Gebäudebedarfsplanung als Zukunftschance
Kirchenkreise sind nach §8 Kirchenbaugesetz zur Erstellung einer Gebäudeplanung verpflichtet. Diese dient in erster Linie der Vermeidung von Fehlinvestitionen und der Anpassung des Gebäudebestandes an die gesunkenen Mitgliederzahlen. Dabei bedingt es die Verfasstheit der evangelischen Kirche, dass Baulastträger – die Gemeinden – oft eine andere Perspektive und auch andere Ideen haben als übergeordnete Organisations- und Verwaltungseinheiten: Das Wissen über lokale und regionale Chancen und Risiken ist ungleich verteilt, und die jeweiligen Akteure sind nicht immer gut vernetzt.
subsolar* architektur & stadtforschung hat einen vierstufigen Prozess entwickelt, der auf Partizipation, Transparenz und inklusive Methoden setzt. „Kirchland“, also der Gesamtbesitz an Immobilien im jeweiligen Kirchenkreis, wird dabei als gemeinsamer Grund betrachtet, den es gemeinwohlorientiert zu entwickeln gilt. Gelingt dies, können Einnahmen aus Gebäuden des Finanzvermögens dazu verwendet werden, Gebäude im Zweckvermögen querzufinanzieren – oder das gleiche Prinzip wird innerhalb eines einzelnen, gemischt genutzten Gebäudes angewendet.
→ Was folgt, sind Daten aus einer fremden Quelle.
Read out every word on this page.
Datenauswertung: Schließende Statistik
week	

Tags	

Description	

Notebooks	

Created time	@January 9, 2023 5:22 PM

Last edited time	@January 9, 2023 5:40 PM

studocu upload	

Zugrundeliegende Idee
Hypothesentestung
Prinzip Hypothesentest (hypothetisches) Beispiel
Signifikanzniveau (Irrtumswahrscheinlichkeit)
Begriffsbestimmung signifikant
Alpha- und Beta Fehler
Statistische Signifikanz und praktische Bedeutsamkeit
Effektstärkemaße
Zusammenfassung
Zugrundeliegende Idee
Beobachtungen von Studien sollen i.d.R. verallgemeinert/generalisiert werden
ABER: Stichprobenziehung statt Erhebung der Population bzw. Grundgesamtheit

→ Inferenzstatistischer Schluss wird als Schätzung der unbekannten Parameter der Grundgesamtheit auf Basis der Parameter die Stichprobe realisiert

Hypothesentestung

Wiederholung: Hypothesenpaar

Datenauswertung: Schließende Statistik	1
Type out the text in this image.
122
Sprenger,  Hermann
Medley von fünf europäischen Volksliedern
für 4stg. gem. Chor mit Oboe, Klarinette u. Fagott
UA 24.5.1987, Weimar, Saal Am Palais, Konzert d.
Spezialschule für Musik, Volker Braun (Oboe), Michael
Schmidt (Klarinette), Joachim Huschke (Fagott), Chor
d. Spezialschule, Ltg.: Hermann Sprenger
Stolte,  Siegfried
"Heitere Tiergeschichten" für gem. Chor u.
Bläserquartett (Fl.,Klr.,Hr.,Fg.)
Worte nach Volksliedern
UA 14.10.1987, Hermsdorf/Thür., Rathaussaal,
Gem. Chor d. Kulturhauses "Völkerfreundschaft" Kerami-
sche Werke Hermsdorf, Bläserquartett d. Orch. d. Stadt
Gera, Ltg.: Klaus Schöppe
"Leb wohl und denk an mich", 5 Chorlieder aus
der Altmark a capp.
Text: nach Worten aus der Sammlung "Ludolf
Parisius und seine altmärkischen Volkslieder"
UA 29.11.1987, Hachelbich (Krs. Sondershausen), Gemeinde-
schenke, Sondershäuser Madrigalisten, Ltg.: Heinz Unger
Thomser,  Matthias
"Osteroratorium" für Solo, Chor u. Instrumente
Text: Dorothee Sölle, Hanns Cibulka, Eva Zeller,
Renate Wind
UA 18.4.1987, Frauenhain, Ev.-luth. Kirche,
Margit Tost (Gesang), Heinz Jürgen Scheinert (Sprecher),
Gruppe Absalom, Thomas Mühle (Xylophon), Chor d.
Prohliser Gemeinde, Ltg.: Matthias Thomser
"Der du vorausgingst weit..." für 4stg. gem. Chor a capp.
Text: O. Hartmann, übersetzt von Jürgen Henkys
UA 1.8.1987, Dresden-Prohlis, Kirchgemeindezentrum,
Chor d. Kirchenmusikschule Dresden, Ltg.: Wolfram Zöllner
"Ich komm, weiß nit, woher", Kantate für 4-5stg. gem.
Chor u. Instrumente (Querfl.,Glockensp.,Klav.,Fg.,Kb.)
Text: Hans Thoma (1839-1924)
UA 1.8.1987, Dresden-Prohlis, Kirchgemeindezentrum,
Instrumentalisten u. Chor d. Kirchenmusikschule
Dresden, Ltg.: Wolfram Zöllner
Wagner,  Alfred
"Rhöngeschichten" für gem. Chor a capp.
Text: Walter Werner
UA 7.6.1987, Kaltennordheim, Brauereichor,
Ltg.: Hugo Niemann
Dazu bedarf es nicht nur eines individuellen Zeit- und Arbeitsplanes und eines verantwortlichen Steuerungsgremiums (Phase 1), sondern auch eines Grundwissens über Zustand, Auslastung, Lage und Nachbarschaft jedes einzelnen Gebäudes (Phase 2). In die entsprechende Datenerhebung sind alle betroffenen Gemeinden bereits eingebunden. Auf dieser Basis finden in Phase 3 regionale Workshops in Form eines Strategiespiels statt, in dem mehrere Gemeinden gemeinsam diskutieren, welche Gebäude für einen Erhalt, eine Transformation oder eine Abgabe in Frage kommen. Ausgestattet mit diesem Wissensschatz kann in Phase 4 mit dem KKR ein Szenario erarbeitet werden, das vor allem die positiven Ziele deutlich macht: Die Sicherstellung einer „evangelischen Grundversorgung“, die wirtschaftliche Leistbarkeit trotz sinkender Einnahmen und nicht zuletzt die Innovationskraft, die sich aus der Nutzung einer Krise als Chance entwickeln kann. Zu diesem Zweck wird eine Einteilung aller Gebäude in verschiedene Förderkategorien erarbeitet und eine narrative Karte erstellt, die die Zukunft aller Standorte in kurzen, prägnanten Geschichten lesbar macht. Auf Grundlage dieser Synthese fasst die Synode einen Beschluss zur Umsetzung, zum Monitoring und zur regelmäßigen Fortschreibung der Bedarfsplanung.
subsolar* entwirft und begleitet den Prozess und führt die Datenerhebung in Abstimmung mit dem Kirchenverwaltungsamt (KVA) und den betroffenen Gemeinden durch. Zu jeder Arbeitsphase wird eine karten- und textbasierte Dokumentation erzeugt und allen Beteiligten zur Verfügung gestellt. Teil des Prozesses sind regelmäßige Treffen mit dem Steuerungskreis, Präsentationen und Workshopformate.
Das Konzept wurde im und mit dem Kirchenkreis Spandau entwickelt und zum ersten Mal vollständig durchgeführt. Der Kirchenkreis Steglitz befindet sich derzeit in Phase 4, der Kirchenkreis Berlin Nordost in Phase 2.